Diastaticus
Une levure qui peut entrainer une surpression ou un gushing
On parle beaucoup depuis quelques mois de cette fameuse diastaticus qui contamine nombre de brasseries artisanales en France mais également dans d’autres pays.
Nous travaillons depuis plus d’un an sur le sujet en collaboration avec de nombreuses brasseries, voici un petit état des lieux :
Diastaticus, de son vrai nom Saccharomyces cerevisiae variété diastaticus est une levure qui appartient à la même espèce que la levure de bière Saccharomyces cerevisiae, elle est identique sur le plan morphologique et métabolique si ce n’est la présence d’un gène (STA) qui lui permet de dégrader et rendre fermentescibles les maltodextrines habituellement non utilisées par la levure. Ce gène code pour une enzyme extracellulaire qui transforme les dextrines en glucose directement utilisable par elle-même mais aussi par tout micro-organisme présent dans la bière.
risque de contaminations croisées
Utiliser avec précautions
Diastaticus peut être utilisée intentionnellement dans une brasserie pour faire des bières sèches, les principales diastaticus commerciales sont la WB06 et la BE134 de Fermentis ou la Belle Saison de Lallemand.
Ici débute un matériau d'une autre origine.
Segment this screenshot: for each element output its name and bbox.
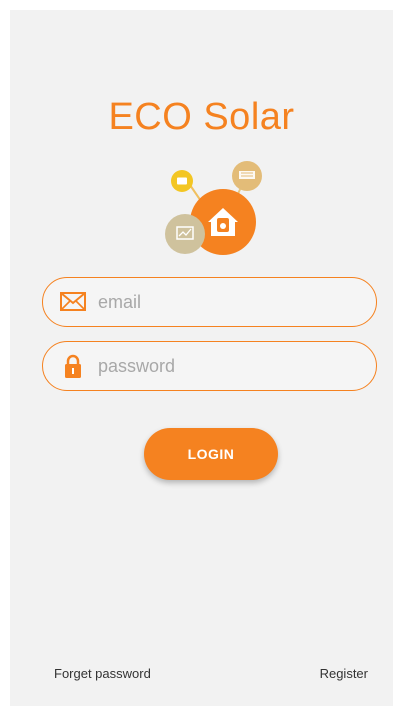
lock-icon [65,354,81,378]
login-screen: ECO Solar email LOGIN Forget password Re… [10,10,393,706]
eco-solar-logo [165,161,262,255]
password-field[interactable] [42,341,377,391]
forget-password-link[interactable]: Forget password [54,666,151,681]
password-input[interactable] [98,342,358,390]
login-button[interactable]: LOGIN [144,428,278,480]
envelope-icon [60,292,86,311]
email-field[interactable] [42,277,377,327]
app-title: ECO Solar [108,96,295,138]
register-link[interactable]: Register [320,666,368,681]
email-input[interactable] [98,278,358,326]
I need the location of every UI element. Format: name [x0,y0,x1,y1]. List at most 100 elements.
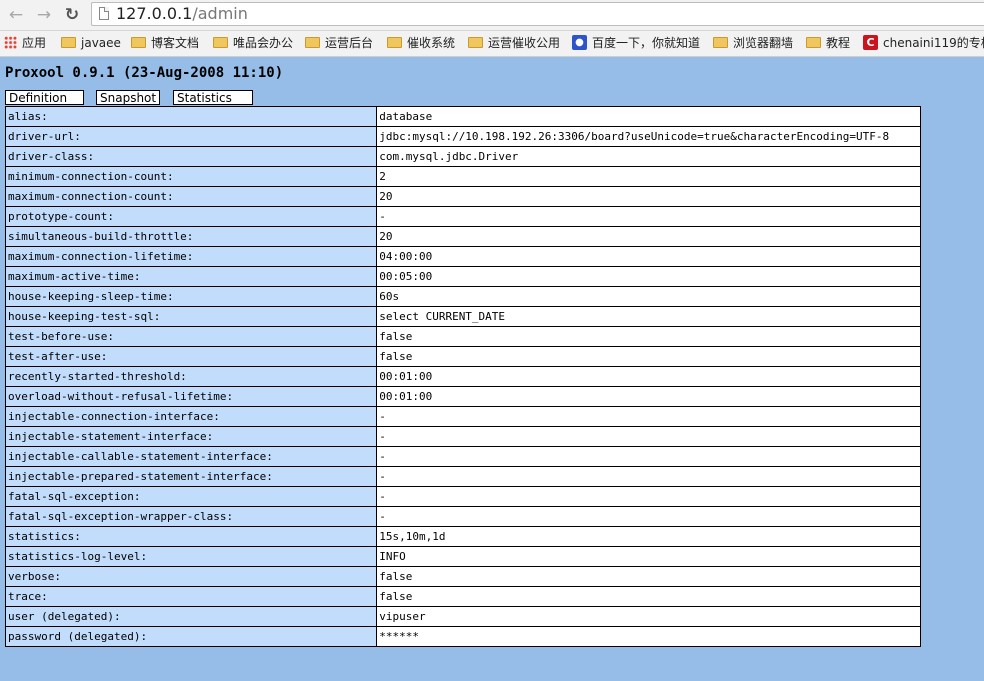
bookmark-javaee[interactable]: javaee [61,31,121,56]
folder-icon [305,37,320,48]
property-value: jdbc:mysql://10.198.192.26:3306/board?us… [376,126,921,147]
table-row: password (delegated): ****** [4,626,921,647]
table-row: injectable-statement-interface: - [4,426,921,447]
table-row: fatal-sql-exception-wrapper-class: - [4,506,921,527]
property-name: trace: [4,586,378,607]
table-row: injectable-connection-interface: - [4,406,921,427]
property-value: 00:05:00 [376,266,921,287]
bookmark-baidu[interactable]: ● 百度一下，你就知道 [572,31,700,56]
property-name: password (delegated): [4,626,378,647]
forward-arrow-icon[interactable]: → [33,4,55,26]
table-row: user (delegated): vipuser [4,606,921,627]
table-row: driver-class: com.mysql.jdbc.Driver [4,146,921,167]
table-row: verbose: false [4,566,921,587]
property-value: 15s,10m,1d [376,526,921,547]
table-row: driver-url: jdbc:mysql://10.198.192.26:33… [4,126,921,147]
bookmark-blog-docs[interactable]: 博客文档 [131,31,199,56]
table-row: injectable-callable-statement-interface:… [4,446,921,467]
bookmark-apps[interactable]: 应用 [4,31,46,56]
reload-icon[interactable]: ↻ [61,4,83,26]
table-row: statistics-log-level: INFO [4,546,921,567]
table-row: test-before-use: false [4,326,921,347]
definition-table: alias: database driver-url: jdbc:mysql://10… [4,106,921,647]
property-value: false [376,346,921,367]
bookmark-browser-proxy[interactable]: 浏览器翻墙 [713,31,793,56]
property-name: driver-class: [4,146,378,167]
bookmark-collection-system[interactable]: 催收系统 [387,31,455,56]
property-name: verbose: [4,566,378,587]
property-name: injectable-statement-interface: [4,426,378,447]
table-row: alias: database [4,106,921,127]
table-row: simultaneous-build-throttle: 20 [4,226,921,247]
property-name: test-before-use: [4,326,378,347]
address-bar[interactable]: 127.0.0.1/admin [91,2,984,26]
table-row: maximum-connection-count: 20 [4,186,921,207]
property-name: alias: [4,106,378,127]
tab-statistics[interactable]: Statistics [173,90,253,105]
property-value: false [376,566,921,587]
property-name: statistics-log-level: [4,546,378,567]
table-row: overload-without-refusal-lifetime: 00:01:… [4,386,921,407]
property-value: INFO [376,546,921,567]
table-row: trace: false [4,586,921,607]
bookmark-vip-office[interactable]: 唯品会办公 [213,31,293,56]
tab-snapshot[interactable]: Snapshot [96,90,160,105]
property-value: - [376,426,921,447]
table-row: maximum-connection-lifetime: 04:00:00 [4,246,921,267]
property-value: 2 [376,166,921,187]
bookmark-ops-admin[interactable]: 运营后台 [305,31,373,56]
property-name: house-keeping-test-sql: [4,306,378,327]
table-row: fatal-sql-exception: - [4,486,921,507]
property-name: prototype-count: [4,206,378,227]
property-value: 00:01:00 [376,386,921,407]
table-row: house-keeping-sleep-time: 60s [4,286,921,307]
bookmarks-bar: 应用 javaee 博客文档 唯品会办公 运营后台 催收系统 运营催收公用 ● 百… [0,31,984,57]
property-value: - [376,466,921,487]
url-text[interactable]: 127.0.0.1/admin [116,3,248,25]
folder-icon [213,37,228,48]
property-name: driver-url: [4,126,378,147]
table-row: test-after-use: false [4,346,921,367]
property-name: user (delegated): [4,606,378,627]
property-name: overload-without-refusal-lifetime: [4,386,378,407]
apps-grid-icon [4,36,17,49]
folder-icon [713,37,728,48]
property-name: recently-started-threshold: [4,366,378,387]
table-row: injectable-prepared-statement-interface:… [4,466,921,487]
property-value: vipuser [376,606,921,627]
table-row: prototype-count: - [4,206,921,227]
property-value: - [376,506,921,527]
browser-toolbar: ← → ↻ 127.0.0.1/admin [0,0,984,31]
property-value: 60s [376,286,921,307]
folder-icon [131,37,146,48]
bookmark-tutorials[interactable]: 教程 [806,31,850,56]
property-value: 20 [376,186,921,207]
property-value: 00:01:00 [376,366,921,387]
property-value: database [376,106,921,127]
page-icon [99,7,109,20]
property-name: maximum-connection-lifetime: [4,246,378,267]
folder-icon [806,37,821,48]
table-row: recently-started-threshold: 00:01:00 [4,366,921,387]
csdn-icon: C [863,35,878,50]
folder-icon [61,37,76,48]
property-value: ****** [376,626,921,647]
property-name: injectable-connection-interface: [4,406,378,427]
property-name: injectable-callable-statement-interface: [4,446,378,467]
property-value: com.mysql.jdbc.Driver [376,146,921,167]
bookmark-ops-collection-shared[interactable]: 运营催收公用 [468,31,560,56]
back-arrow-icon[interactable]: ← [5,4,27,26]
property-name: maximum-connection-count: [4,186,378,207]
table-row: minimum-connection-count: 2 [4,166,921,187]
property-name: injectable-prepared-statement-interface: [4,466,378,487]
property-value: 20 [376,226,921,247]
property-value: - [376,446,921,467]
baidu-paw-icon: ● [572,35,587,50]
page-title: Proxool 0.9.1 (23-Aug-2008 11:10) [5,65,284,81]
table-row: house-keeping-test-sql: select CURRENT_DA… [4,306,921,327]
bookmark-csdn-blog[interactable]: Cchenaini119的专栏 [863,31,984,56]
property-name: statistics: [4,526,378,547]
property-value: false [376,586,921,607]
tab-definition[interactable]: Definition [5,90,84,105]
property-value: - [376,206,921,227]
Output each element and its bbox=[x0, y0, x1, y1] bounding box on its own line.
Leur utilisation nécessite toutefois certaines précautions. Il faut en particulier s’assurer que la fermentation primaire est totale avant de passer en garde. Comme elles fermentent plus de sucres elles peuvent être plus longues et il peut y avoir un léger plateau entre l’utilisation des sucres fermentescibles et la dégradation des dextrines. Si l’on passe en garde avant l’utilisation complète des sucres il y aura une reprise de fermentation après conditionnement en bouteille ou en fût.
Il faut également veiller à très bien nettoyer et décontaminer la cuve ayant été ensemencée avec une diastaticus avant de la réutiliser. La moindre contamination, aussi faible soit elle, risquera d’engendrer une reprise de fermentation après conditionnement.
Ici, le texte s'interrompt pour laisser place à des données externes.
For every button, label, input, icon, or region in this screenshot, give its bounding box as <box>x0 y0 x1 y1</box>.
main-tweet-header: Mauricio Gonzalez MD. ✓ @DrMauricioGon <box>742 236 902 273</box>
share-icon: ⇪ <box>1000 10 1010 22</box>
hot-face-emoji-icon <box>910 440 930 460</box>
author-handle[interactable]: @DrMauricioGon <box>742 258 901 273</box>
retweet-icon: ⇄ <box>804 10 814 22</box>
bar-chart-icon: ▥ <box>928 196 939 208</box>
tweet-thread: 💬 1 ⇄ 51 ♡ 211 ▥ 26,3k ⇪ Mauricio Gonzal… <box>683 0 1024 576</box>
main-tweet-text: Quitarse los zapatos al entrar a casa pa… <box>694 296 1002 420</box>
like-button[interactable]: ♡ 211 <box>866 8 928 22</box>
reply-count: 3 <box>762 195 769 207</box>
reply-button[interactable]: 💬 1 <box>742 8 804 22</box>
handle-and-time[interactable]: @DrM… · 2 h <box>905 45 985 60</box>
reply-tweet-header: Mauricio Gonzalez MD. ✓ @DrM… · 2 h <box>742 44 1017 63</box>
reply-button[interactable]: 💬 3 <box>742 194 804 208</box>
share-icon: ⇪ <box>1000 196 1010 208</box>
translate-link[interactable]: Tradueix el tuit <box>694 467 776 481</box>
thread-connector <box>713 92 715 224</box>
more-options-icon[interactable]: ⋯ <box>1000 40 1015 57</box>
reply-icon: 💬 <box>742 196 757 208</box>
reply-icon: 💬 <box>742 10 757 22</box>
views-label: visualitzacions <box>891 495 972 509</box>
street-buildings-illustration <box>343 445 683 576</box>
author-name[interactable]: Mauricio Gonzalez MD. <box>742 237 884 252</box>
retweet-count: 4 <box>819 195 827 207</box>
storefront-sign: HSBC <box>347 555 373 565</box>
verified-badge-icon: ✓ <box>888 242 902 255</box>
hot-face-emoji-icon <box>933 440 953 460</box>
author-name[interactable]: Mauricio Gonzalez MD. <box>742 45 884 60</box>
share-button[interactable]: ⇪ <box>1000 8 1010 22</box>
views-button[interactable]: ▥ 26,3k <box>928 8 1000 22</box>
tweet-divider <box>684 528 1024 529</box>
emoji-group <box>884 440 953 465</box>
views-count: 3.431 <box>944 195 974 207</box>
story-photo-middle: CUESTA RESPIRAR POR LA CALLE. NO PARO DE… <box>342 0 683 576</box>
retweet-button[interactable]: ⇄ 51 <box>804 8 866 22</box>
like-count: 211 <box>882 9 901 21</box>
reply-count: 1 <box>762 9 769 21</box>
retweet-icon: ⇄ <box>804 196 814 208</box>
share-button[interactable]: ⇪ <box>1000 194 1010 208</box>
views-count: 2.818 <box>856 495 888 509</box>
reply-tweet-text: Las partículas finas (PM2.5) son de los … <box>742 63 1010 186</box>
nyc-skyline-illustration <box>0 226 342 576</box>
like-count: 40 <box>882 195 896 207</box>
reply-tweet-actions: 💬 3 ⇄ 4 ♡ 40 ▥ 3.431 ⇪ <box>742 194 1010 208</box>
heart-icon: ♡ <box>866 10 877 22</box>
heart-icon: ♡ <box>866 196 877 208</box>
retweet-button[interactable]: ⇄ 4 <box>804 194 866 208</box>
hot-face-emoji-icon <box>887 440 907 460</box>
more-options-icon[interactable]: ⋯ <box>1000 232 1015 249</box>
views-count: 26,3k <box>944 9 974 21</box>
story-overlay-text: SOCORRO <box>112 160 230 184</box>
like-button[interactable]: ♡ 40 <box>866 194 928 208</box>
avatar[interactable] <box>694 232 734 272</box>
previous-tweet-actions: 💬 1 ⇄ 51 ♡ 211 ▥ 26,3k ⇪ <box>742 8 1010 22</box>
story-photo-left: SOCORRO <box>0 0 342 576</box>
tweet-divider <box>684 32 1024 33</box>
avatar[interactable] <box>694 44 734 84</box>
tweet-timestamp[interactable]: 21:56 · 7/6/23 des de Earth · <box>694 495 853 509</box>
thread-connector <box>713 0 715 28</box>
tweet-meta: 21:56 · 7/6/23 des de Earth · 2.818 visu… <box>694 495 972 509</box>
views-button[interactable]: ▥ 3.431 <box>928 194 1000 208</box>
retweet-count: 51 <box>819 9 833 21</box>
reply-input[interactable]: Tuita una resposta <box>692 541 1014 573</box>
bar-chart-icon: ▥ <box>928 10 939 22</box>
Dans certains cas, l’origine de la contamination reste inconnue, nous avons dans certaines brasseries isolé et identifié des levures diastaticus inconnues, nous considérons alors qu’il s’agit de levures sauvages qui ont contaminé le matériel via l’environnement (air, matières premières…).
Il a enfin été évoqué l’existence de lots contaminés chez un fabricant de levures. Si celui-ci s’en défend en arguant qu’il fait toutes les analyses nécessaires avant de libérer ses lots et qu’il n’a détecté aucune contamination croisée au sein de son usine, certains faits sont troublants et nécessiteraient probablement une transparence et une communication plus appropriée. Comment expliquer par exemple que nous avons détecté une diastaticus commerciale dans plusieurs brasseries qui ne l’avait jamais achetée ? Comment expliquer que nous avons retrouvé en laboratoire cette même souche de diastaticus (à l’état de traces mais active) dans un lot de levure non diastaticus ?
Quelles conséquences ?
La présence non souhaitée de distaticus dans une bière après son conditionnement provoquera une refermentation entrainant sur-moussage, gushing voire dans le pire des cas explosion. En fût l’augmentation de pression rendra impossible le tirage de la bière. L’apparition de ces phénomènes peut prendre plusieurs semaines à plusieurs mois (généralement un à deux mois) car la contamination initiale est généralement très faible mais est inéluctable. Les fortes chaleurs accélèrent le développement de la levure donc c’est un phénomène qu’on observe beaucoup plus l’été.
Comment la détecter ?
La seule façon efficace de détecter diastaticus est l’analyse Q-PCR, elle consiste à rechercher par analyse génétique la présence du gène STA. La puissance du signal détecté nous permettra également d’estimer l’importance de la contamination.
Comment s’en débarrasser ?
Si une contamination est avérée, il faut redoubler de vigilance au niveau nettoyage et décontamination. La cuve, les tuyaux et pompes, l’embouteilleuse doivent être décontaminées. Il peut être judicieux de modifier votre process de nettoyage/décontamination en passant sur des produits plus agressifs (rapprochez-vous de votre fournisseur en produits d’hygiène, il saura vous guider).
Une solution radicale est également de ne plus utiliser de diastaticus dans votre brasserie.